Tarzan and Arab (real names Ahmed and Mohamed Abu Nasser) are 25-year-old twins who were born and raised in Gaza City where theatres don't exist (the last one was destroyed a year before they were born), and artistic expression (of ANY kind) is considered to be pornographic.
Despite the odds stacked against them (and thanks to their amazing father who was a former teacher), these twins make art and films anyway. Using whatever they can get their hands on — according to the curator of their international exhibit, they have used ketchup and crushed herbs to create pigments for their pieces — their work is vivid, colourful, dreamlike and presents a utopian version of Gaza rather than the violent, war-torn city that exists in reality. Despite the tight restrictions and horrors of war, the men love their home and consider it to be paradise (according to curator Kelty Pelechytik).
Their work has been shown in exhibitions around the world (New York, London, Dubai to name a few), and they have won awards and international recognition for their creations.

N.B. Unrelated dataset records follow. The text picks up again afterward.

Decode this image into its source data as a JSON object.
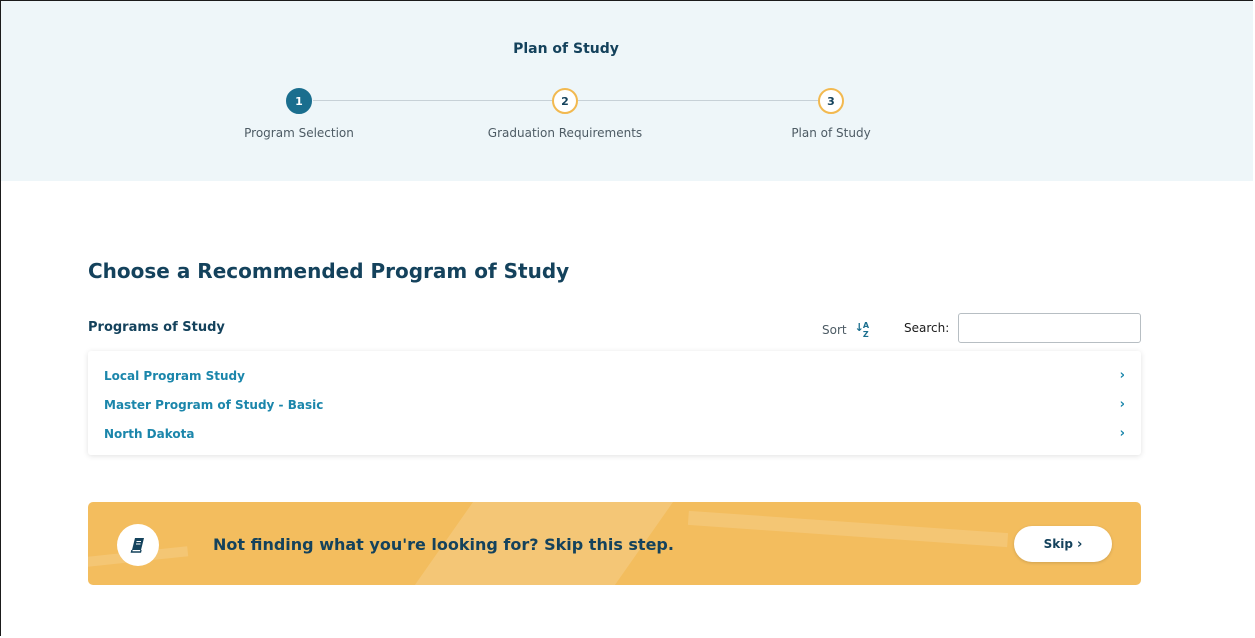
{
  "header": {
    "title": "Plan of Study",
    "steps": [
      {
        "number": "1",
        "label": "Program Selection",
        "state": "active"
      },
      {
        "number": "2",
        "label": "Graduation Requirements",
        "state": "pending"
      },
      {
        "number": "3",
        "label": "Plan of Study",
        "state": "pending"
      }
    ]
  },
  "main": {
    "title": "Choose a Recommended Program of Study",
    "list_heading": "Programs of Study",
    "sort_label": "Sort",
    "sort_icon": "sort-alpha-icon",
    "search_label": "Search:",
    "search_value": "",
    "programs": [
      {
        "name": "Local Program Study"
      },
      {
        "name": "Master Program of Study - Basic"
      },
      {
        "name": "North Dakota"
      }
    ]
  },
  "banner": {
    "icon": "book-icon",
    "text": "Not finding what you're looking for? Skip this step.",
    "skip_label": "Skip"
  },
  "colors": {
    "primary": "#14425c",
    "link": "#1b86ab",
    "active_step": "#1a6e8e",
    "accent": "#f3bd5e",
    "header_bg": "#eef6f9"
  }
}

They have only been able to travel with their work a handful of times (mostly secretly), and in 2012 were forced to flee Gaza because their family was receiving death threats from fundamentalists who disapproved of their work. They now live as refugees in Jordan, without permission to travel, unable to see their family, yet still creating art.
In 2012 they were named among the 50 Most Influential People in the Middle East by Al-Monitor.
I got to see their FIRST solo exhibition, This Is Our Land, at the Latitude 53 Gallery in Edmonton, Alberta, Canada. All of the paintings displayed were for sale, priced from $1100-$3000, and ALL proceeds went directly to the artists.